麻倉氏: パナソニックのブースはおよそ半分が3D関連の展示で占められていました。彼らのこだわりは「フルHD/3D」です。BD-ROMフォーマットで同社がフルHD/3Dを提案したことも、「最高画質でないと普及させることは難しい」と考えているからです。最高画質の3Dとは、「絵として優れていること、そして、視覚的に3Dらしいこと」までも含んでいます。

photo

 同社米国法人社長の北島氏によると、「ここにきて流通が積極的になってきた」と言います。3Dはこれまで何度も失敗を繰り返してきた経緯があり、流通側は今回も当初は及び腰だったそうですが、コンテンツ制作側も放送側も積極的な姿勢を見せていることもあって、かなりのリアリティをもって受け止めているとのことです。同様の話はソニーでも聞きました。
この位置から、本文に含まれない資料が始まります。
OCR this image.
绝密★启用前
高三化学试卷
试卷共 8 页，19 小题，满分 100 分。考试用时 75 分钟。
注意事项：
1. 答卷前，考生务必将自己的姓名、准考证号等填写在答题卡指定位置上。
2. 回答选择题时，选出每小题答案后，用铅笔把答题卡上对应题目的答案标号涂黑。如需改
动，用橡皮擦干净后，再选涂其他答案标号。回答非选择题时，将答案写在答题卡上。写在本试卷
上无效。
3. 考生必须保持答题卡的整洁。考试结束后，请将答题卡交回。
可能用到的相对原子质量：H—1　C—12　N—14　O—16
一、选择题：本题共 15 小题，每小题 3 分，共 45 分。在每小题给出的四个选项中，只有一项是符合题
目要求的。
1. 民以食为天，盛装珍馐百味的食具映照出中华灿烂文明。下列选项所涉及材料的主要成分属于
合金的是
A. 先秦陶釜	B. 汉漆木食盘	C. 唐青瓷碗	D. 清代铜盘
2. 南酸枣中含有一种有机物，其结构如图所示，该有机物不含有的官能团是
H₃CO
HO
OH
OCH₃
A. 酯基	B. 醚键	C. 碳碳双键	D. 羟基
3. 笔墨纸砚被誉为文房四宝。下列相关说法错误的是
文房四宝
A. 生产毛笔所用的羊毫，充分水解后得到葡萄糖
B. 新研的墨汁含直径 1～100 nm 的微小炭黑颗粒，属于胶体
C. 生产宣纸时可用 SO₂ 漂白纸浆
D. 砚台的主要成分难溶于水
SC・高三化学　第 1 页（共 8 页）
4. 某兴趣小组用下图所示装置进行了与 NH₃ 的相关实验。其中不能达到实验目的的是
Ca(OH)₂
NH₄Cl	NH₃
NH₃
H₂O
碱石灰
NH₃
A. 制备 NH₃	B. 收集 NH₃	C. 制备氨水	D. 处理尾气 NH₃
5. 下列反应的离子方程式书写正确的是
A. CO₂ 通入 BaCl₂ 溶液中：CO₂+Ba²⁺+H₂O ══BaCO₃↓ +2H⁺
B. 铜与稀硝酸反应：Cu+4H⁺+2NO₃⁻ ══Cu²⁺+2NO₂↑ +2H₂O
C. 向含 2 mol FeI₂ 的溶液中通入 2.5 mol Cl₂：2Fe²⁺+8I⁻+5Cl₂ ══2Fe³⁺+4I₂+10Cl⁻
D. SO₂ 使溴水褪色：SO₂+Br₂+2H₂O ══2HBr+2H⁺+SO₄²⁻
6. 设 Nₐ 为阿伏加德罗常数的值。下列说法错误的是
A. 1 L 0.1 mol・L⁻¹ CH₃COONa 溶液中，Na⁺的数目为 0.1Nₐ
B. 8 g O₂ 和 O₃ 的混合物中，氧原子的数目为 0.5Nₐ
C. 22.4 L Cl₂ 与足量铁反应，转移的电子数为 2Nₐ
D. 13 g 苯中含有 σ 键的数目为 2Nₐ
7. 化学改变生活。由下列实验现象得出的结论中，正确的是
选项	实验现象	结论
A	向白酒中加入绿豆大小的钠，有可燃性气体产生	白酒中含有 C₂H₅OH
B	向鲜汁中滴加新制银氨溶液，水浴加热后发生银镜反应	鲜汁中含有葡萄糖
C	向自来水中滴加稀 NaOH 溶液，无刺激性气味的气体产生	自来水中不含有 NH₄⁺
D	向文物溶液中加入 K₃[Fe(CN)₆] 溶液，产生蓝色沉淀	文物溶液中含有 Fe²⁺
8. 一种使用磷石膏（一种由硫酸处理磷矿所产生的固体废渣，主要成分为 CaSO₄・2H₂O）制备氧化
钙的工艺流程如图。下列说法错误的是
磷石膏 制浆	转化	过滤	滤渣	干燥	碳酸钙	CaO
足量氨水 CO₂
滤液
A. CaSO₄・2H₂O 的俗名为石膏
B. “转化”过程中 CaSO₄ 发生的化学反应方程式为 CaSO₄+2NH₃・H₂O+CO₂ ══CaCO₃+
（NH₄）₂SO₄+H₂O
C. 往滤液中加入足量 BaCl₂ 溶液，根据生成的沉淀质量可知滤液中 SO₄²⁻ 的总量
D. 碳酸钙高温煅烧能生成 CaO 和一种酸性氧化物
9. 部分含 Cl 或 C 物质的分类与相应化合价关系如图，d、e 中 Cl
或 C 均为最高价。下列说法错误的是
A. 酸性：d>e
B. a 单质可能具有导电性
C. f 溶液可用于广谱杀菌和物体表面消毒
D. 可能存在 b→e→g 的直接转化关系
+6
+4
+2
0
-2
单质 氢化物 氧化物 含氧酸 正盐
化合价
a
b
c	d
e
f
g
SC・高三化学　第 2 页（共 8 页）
 パナソニックの新しいプラズマは画質はもちろん、快適性にも優れています。Comfort&Quality(快適さと高画質)とはSamsung Electronicsが使っていた言い回しですが、3D時代では画質も大事ですし、加えてどれだけ快適に視聴できるも重要になるということですね。パナソニックはどちらも重視しています。シアターでは103V型を筆頭に多くのフルHD 3Dを表示しており、開場とともに満員となるほどの人気でした。

 体験できるというのはやはり大事で、ブースでは3D映画「Alice in wonderland」と「avatar」、それにいくつかの3Dデモを流していましたが、CEATECのときよりもメガネ視聴での不自然さが減っていました。ただ、DirecTVの放送コンテンツの3DコンテンツはハーフHDとなってしまうため、やや見劣りする感は否めませんでした。